Первое же предложенное в Москве место преподавателя литературы чудесным образом оказалось в десяти минутах от дома, вблизи Исторической библиотеки, которая притягивала его, истосковавшегося по книжной культуре, больше, чем столичные театры и музеи.
Он пытался восстановить университетские связи, искал общения. Встретился с Леной Курцер, прошедшей войну как военный переводчик, но разговора откровенного не получилось. Разыскал еще двух своих однокурсниц, и опять ничего хорошего не вышло. Время было молчаливым, к откровенности не располагающим. Разговаривать стали несколько лет спустя. Из трех переживших войну однокурсников один пошел на партийную работу, второй преподавал в школе. Общение с ними ограничилось распитием бутылки, на том и увяло. Третий, Стас Комарницкий, оказался вне досягаемости: получил срок не то за анекдот, не то за обычную болтовню. Единственный из друзей, с кем общаться было в радость, был бывший сосед по двору Мишка Колесник, с которым они составляли веселенькую послевоенную парочку: Мишка без ноги, Виктор без руки. Называли себя «три руки, три ноги».
Мишка к тому времени стал биологом и женился на хорошей девчонке, тоже из их двора, но помладше.
Она была врачом, работала в городской больнице и очень хотела Виктора женить. Все норовила подсунуть ему какую-нибудь из своих безмужних коллег. Но Виктор не собирался жениться. Вернувшись из Калинова, он влюбился сразу в двух красоток — с одной познакомился в библиотеке, другая сама к нему подкатила в музее, куда водил он свой класс. Мишка шутил: повезло тебе, Вика, что бабы к тебе парами прибиваются, а то была б одна, точно бы тебя охомутала…
Но «охомутала» его на самом деле работа. Самым интересным для Виктора оказалось общение с тринадцатилетними мальчишками. Они ничего общего не имели со своими деревенскими сверстниками. Эти московские мальчишки не пахали, не сеяли, не чинили конской сбруи, да и крестьянской ответственности за семью они не знали.
Они были нормальные дети — баловались на уроках, перекидывались шариками из жеваной бумаги, брызгали друг в друга водой, прятали портфели и учебники, жадничали, дрались, пихались, как щенята, а потом вдруг замирали и задавали настоящие вопросы. У них, в отличие от деревенских сверстников, все-таки было детство, из которого они неотвратимо выходили. Помимо прыщей, были и другие, с высшей нервной деятельностью связанные признаки их взросления: задавали «проклятые вопросы», мучились несправедливостью мира, слушали стихи, а двое-трое из класса даже писали нечто стихообразное. Первым принес учителю аккуратный листок с рифмованными строчками Миха Меламид.
— Понятно, понятно, — вслух сказал Виктор Юльевич и улыбнулся. И про себя: «Еврейские мальчики особенно чувствительны к русской литературе».
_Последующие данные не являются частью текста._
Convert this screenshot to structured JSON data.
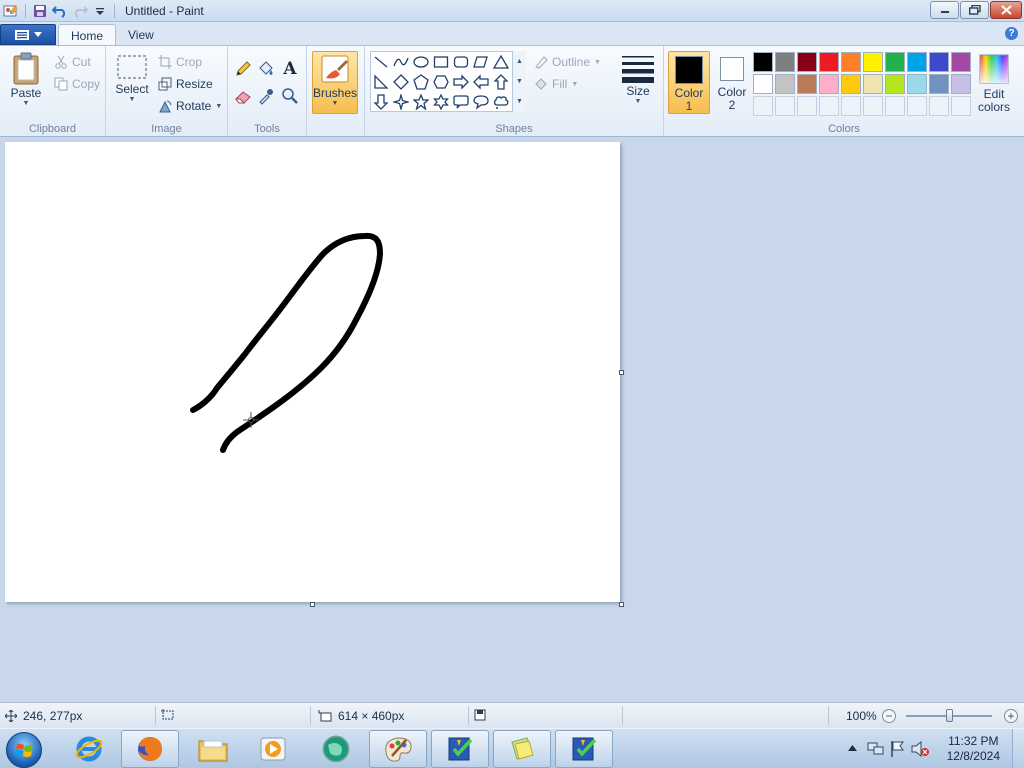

Полкласса не вполне понимала, что от них хочет литератор. Вторая половина ходила за учителем хвостом. Виктор Юльевич старался вести себя со всеми ровно, но любимчики были — эмоциональный, честный до нелепости Миха, подвижный и ко многому способный Илья и замкнуто-интеллигентный Саня. Неразлучная троица.
И сам он когда-то принадлежал к такой троице, часто вспоминал двух любимых ифлийских друзей, Женю и Марка, погибших в первые недели войны. Не выросшие из детства, полные фальшивой романтики, с инфантильными стишками — «Бригантина, бригантина!» — каково бы им было сейчас… Этот рыжий Миха был им как младший брат, и при внимательном взгляде прочитывалась будущая корявая судьба. Нет, нет, никаких пророческих амбиций, просто беспокойство…
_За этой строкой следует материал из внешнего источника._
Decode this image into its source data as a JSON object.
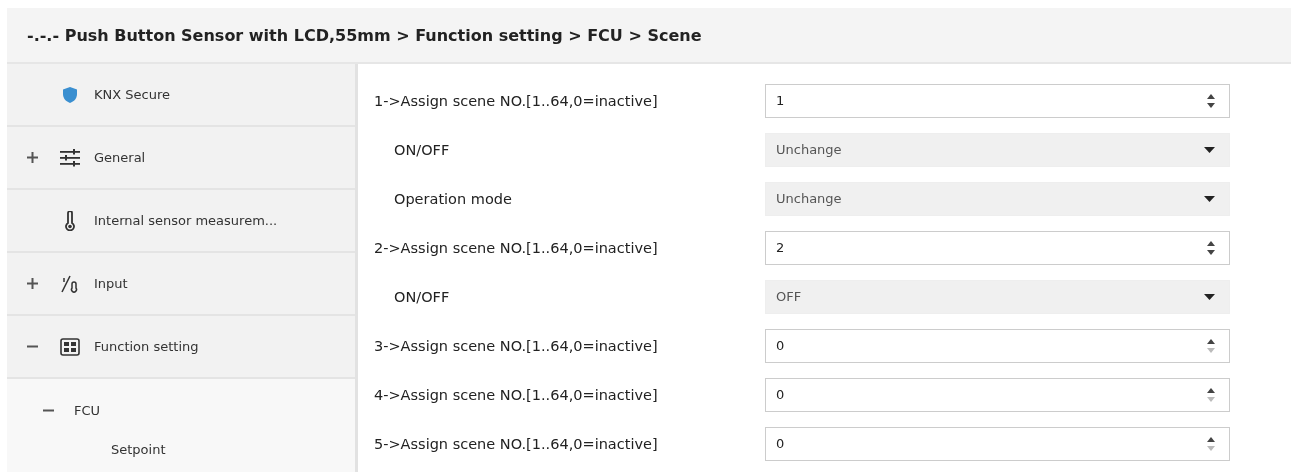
{
  "breadcrumb": "-.-.- Push Button Sensor with LCD,55mm > Function setting > FCU > Scene",
  "sidebar": {
    "items": [
      {
        "label": "KNX Secure",
        "kind": "shield"
      },
      {
        "label": "General",
        "kind": "sliders",
        "expanded": false
      },
      {
        "label": "Internal sensor measurem...",
        "kind": "thermometer"
      },
      {
        "label": "Input",
        "kind": "input",
        "expanded": false
      },
      {
        "label": "Function setting",
        "kind": "grid",
        "expanded": true,
        "children": [
          {
            "label": "FCU",
            "expanded": true,
            "children": [
              {
                "label": "Setpoint"
              }
            ]
          }
        ]
      }
    ]
  },
  "parameters": [
    {
      "kind": "spin",
      "label": "1->Assign scene NO.[1..64,0=inactive]",
      "value": "1",
      "down_disabled": false
    },
    {
      "kind": "select",
      "label": "ON/OFF",
      "value": "Unchange"
    },
    {
      "kind": "select",
      "label": "Operation mode",
      "value": "Unchange"
    },
    {
      "kind": "spin",
      "label": "2->Assign scene NO.[1..64,0=inactive]",
      "value": "2",
      "down_disabled": false
    },
    {
      "kind": "select",
      "label": "ON/OFF",
      "value": "OFF"
    },
    {
      "kind": "spin",
      "label": "3->Assign scene NO.[1..64,0=inactive]",
      "value": "0",
      "down_disabled": true
    },
    {
      "kind": "spin",
      "label": "4->Assign scene NO.[1..64,0=inactive]",
      "value": "0",
      "down_disabled": true
    },
    {
      "kind": "spin",
      "label": "5->Assign scene NO.[1..64,0=inactive]",
      "value": "0",
      "down_disabled": true
    }
  ]
}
Пока еще шел год пятьдесят третий, и март еще не наступил, антисемитская кампания была в полном разгаре. В эти паршивые времена еврейская восьмушка Виктора Юльевича стонала и ужасалась, а грузинская четвертинка стыдилась и страдала.
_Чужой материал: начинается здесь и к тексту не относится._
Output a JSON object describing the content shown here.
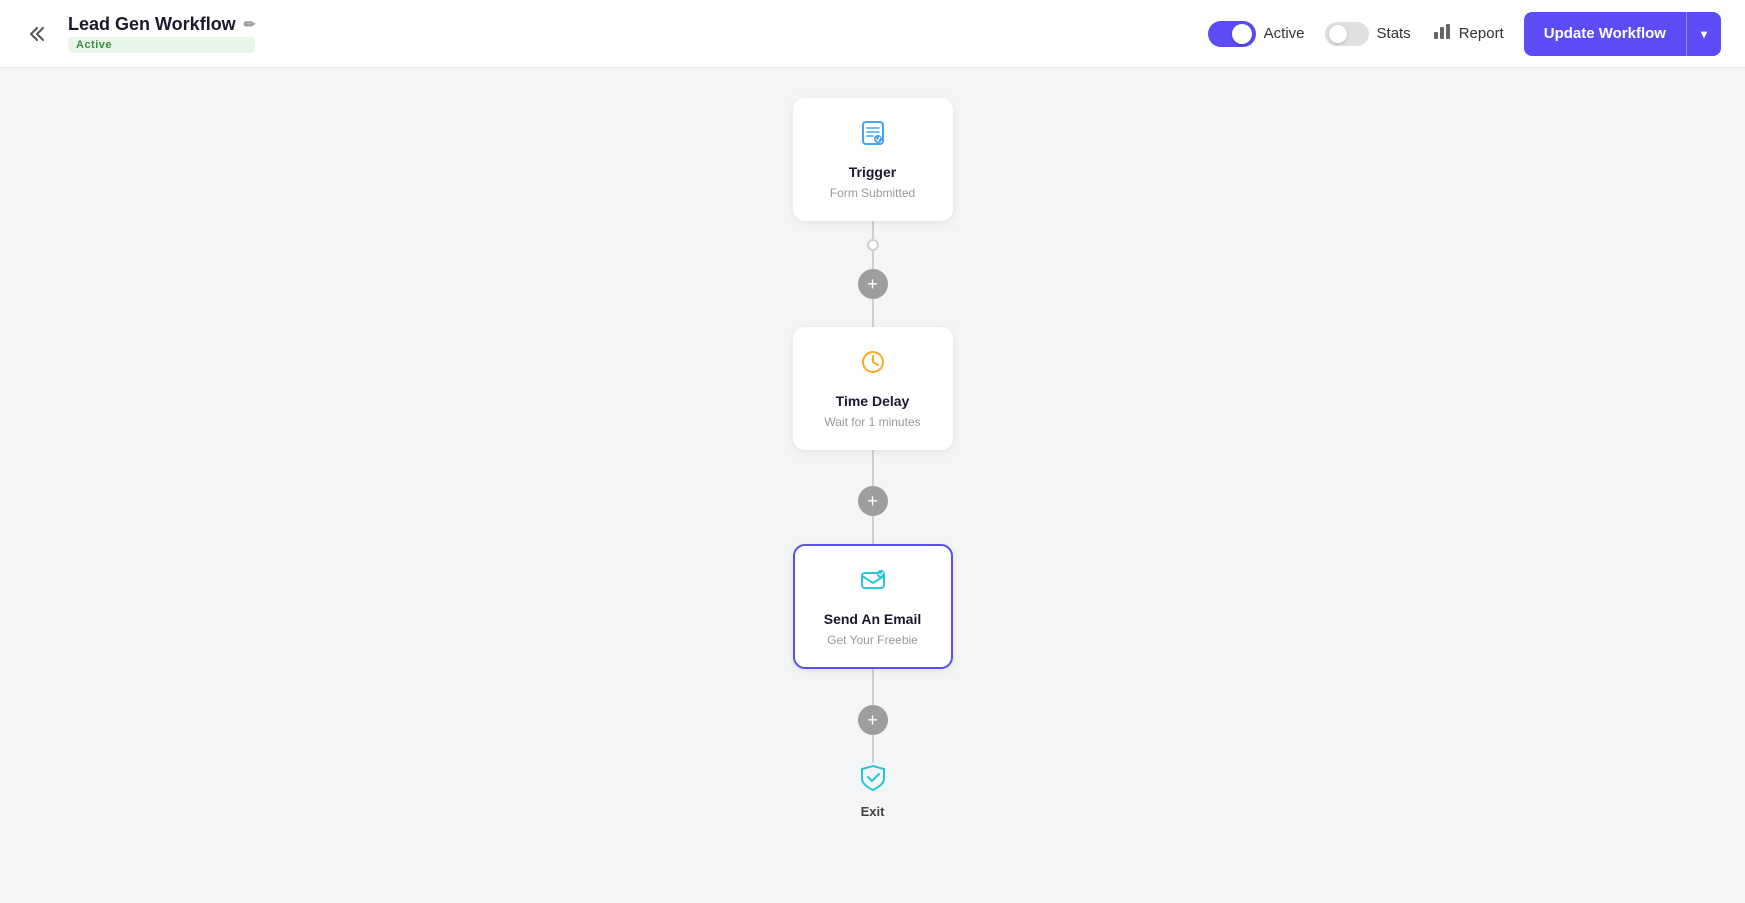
{
  "header": {
    "back_label": "<<",
    "title": "Lead Gen Workflow",
    "edit_icon": "✏",
    "active_badge": "Active",
    "toggle_active_label": "Active",
    "stats_label": "Stats",
    "report_label": "Report",
    "update_button_label": "Update Workflow"
  },
  "workflow": {
    "nodes": [
      {
        "id": "trigger",
        "title": "Trigger",
        "subtitle": "Form Submitted",
        "icon": "📋",
        "selected": false
      },
      {
        "id": "time-delay",
        "title": "Time Delay",
        "subtitle": "Wait for 1 minutes",
        "icon": "⏰",
        "selected": false
      },
      {
        "id": "send-email",
        "title": "Send An Email",
        "subtitle": "Get Your Freebie",
        "icon": "✉",
        "selected": true
      }
    ],
    "exit_label": "Exit",
    "add_btn_label": "+"
  }
}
Был Виктор Юльевич многокровка, носил грузинскую фамилию, писался русским, но русской крови в нем было немного. Она смешалась в его жилах с немецкой и польской. Дед-грузин был женат на немке — вместе учились в Швейцарии и родили там его отца Юлиуса. Родословная Ксении Николаевны, матери Виктора, была не менее экзотичной. Ее отец, произведение ссыльного поляка и еврейской девушки из первых ученых фельдшериц, обвенчался с поповной, и вот эта священническая кровь и была русской долей.
От грузинского деда он унаследовал музыкальность, от бабушки-немки, — тщательно скрывающей свое происхождение и предусмотрительно объявившей себя швейцаркой в двенадцатом году, сразу по приезде в Тифлис, Виктор получил рациональный склад ума и хваткую память, от еврейского прадеда пышные волосы и тонкую кость, а от вологодской бабки светлые северные глаза.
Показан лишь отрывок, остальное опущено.